Depending on the female you went out with, this could have been horrible failure or supreme victory, to be honest.

The first night I went out with my now fiance, we were going to go to a movie... but missed the beginning by like a half hour... We ended up sitting in my car and just talking for most of the evening.
 
Evil, Mars, you cannot be helped until you help yourselves - you'll get to a point where you're sick of pining and move on. godspeed.

unknown, e-hugs, but I bet you won't regret it in a week's time and you're just sort of in shock because it's a big life change.

Cythraul, this isn't gorehound girl is it?

WAIF, don't use a c-unit and force her to take a morning after pill! huhuhuhuhuhhnnghh! (I WANT MORE DETAILS)

Krig, playing with cats doesn't necessitate fail. was there chemistry?

I feel like that movie "How Stella Got Her Groove Back" but without Taye Diggs and before she got her groove back. My recent few months of mild depression/feeling shitty constantly are kind of fucking up my relationship.
 
So this this one azn girl that I like, I only know her as Krampus, but I am really sexually attracted to her. I've never met her, and she lives on the other side of the world as me. What would be the best way for me to bang this girl?
 
So this this one azn girl that I like, I only know her as Krampus, but I am really sexually attracted to her. I've never met her, and she lives on the other side of the world as me. What would be the best way for me to bang this girl?

Show her your anime collection?
 
So this this one azn girl that I like, I only know her as Krampus, but I am really sexually attracted to her. I've never met her, and she lives on the other side of the world as me. What would be the best way for me to bang this girl?

She is the alter-ego of a fat middle-aged white American man. If you don't mind hairy dirty butt sex, there you go. Otherwise, save up for gender reassignment surgery.
 
Depending on the female you went out with, this could have been horrible failure or supreme victory, to be honest.

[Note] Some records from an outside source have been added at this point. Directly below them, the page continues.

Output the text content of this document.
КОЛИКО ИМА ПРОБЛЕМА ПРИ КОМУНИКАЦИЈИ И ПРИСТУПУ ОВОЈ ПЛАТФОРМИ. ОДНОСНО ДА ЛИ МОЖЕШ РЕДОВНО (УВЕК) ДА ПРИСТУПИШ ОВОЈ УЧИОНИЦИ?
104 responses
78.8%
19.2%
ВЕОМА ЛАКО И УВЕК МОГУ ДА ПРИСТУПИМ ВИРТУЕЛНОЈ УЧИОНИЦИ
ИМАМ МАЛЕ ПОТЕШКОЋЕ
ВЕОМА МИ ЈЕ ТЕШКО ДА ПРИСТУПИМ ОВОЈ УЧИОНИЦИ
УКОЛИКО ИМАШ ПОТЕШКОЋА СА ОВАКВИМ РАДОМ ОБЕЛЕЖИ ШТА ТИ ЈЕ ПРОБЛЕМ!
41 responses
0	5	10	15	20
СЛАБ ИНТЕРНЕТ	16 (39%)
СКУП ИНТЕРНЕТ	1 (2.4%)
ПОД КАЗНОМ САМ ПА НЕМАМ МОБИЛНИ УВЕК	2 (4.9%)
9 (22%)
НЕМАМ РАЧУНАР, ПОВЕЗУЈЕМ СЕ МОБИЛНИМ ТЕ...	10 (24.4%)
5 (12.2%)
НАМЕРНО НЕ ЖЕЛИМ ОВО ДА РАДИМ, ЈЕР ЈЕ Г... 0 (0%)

The first night I went out with my now fiance, we were going to go to a movie... but missed the beginning by like a half hour... We ended up sitting in my car and just talking for most of the evening.

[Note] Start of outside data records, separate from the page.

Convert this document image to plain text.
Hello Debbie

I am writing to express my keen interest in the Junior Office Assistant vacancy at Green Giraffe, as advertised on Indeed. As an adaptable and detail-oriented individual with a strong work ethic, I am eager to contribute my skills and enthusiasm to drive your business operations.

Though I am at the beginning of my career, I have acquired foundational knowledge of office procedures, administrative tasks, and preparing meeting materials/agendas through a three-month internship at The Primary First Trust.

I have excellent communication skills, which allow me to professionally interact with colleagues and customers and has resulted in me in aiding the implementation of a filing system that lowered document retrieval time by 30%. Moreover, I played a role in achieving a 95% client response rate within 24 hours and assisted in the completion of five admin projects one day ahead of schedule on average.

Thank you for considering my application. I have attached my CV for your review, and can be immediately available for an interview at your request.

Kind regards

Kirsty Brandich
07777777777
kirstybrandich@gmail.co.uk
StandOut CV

Krig, playing with cats doesn't necessitate fail. was there chemistry?
hell I dont know. Im shit ass terrible at this stuff.
I work with her, so it seems a little different.
I honestly have no clue if she even likes me at all. She is either extremely shy, or she thinks im a moron and hungout with me just because she's too nice. :lol:
Im tempted to just blurt out that I like her. But hell, dunno if that is the smart thing to do.
I usually live by the saying "fuck it, who gives a shit" but for some reason I hold back with girls. Im just a shy bastard.
 
Don't tell her that you like her, but tell her what you like about her. Then try and gauge her reaction. If she seems genuinely flattered by your compliments, you may have a bite and should try setting the hook (if you will forgive my retarded fishing analogy).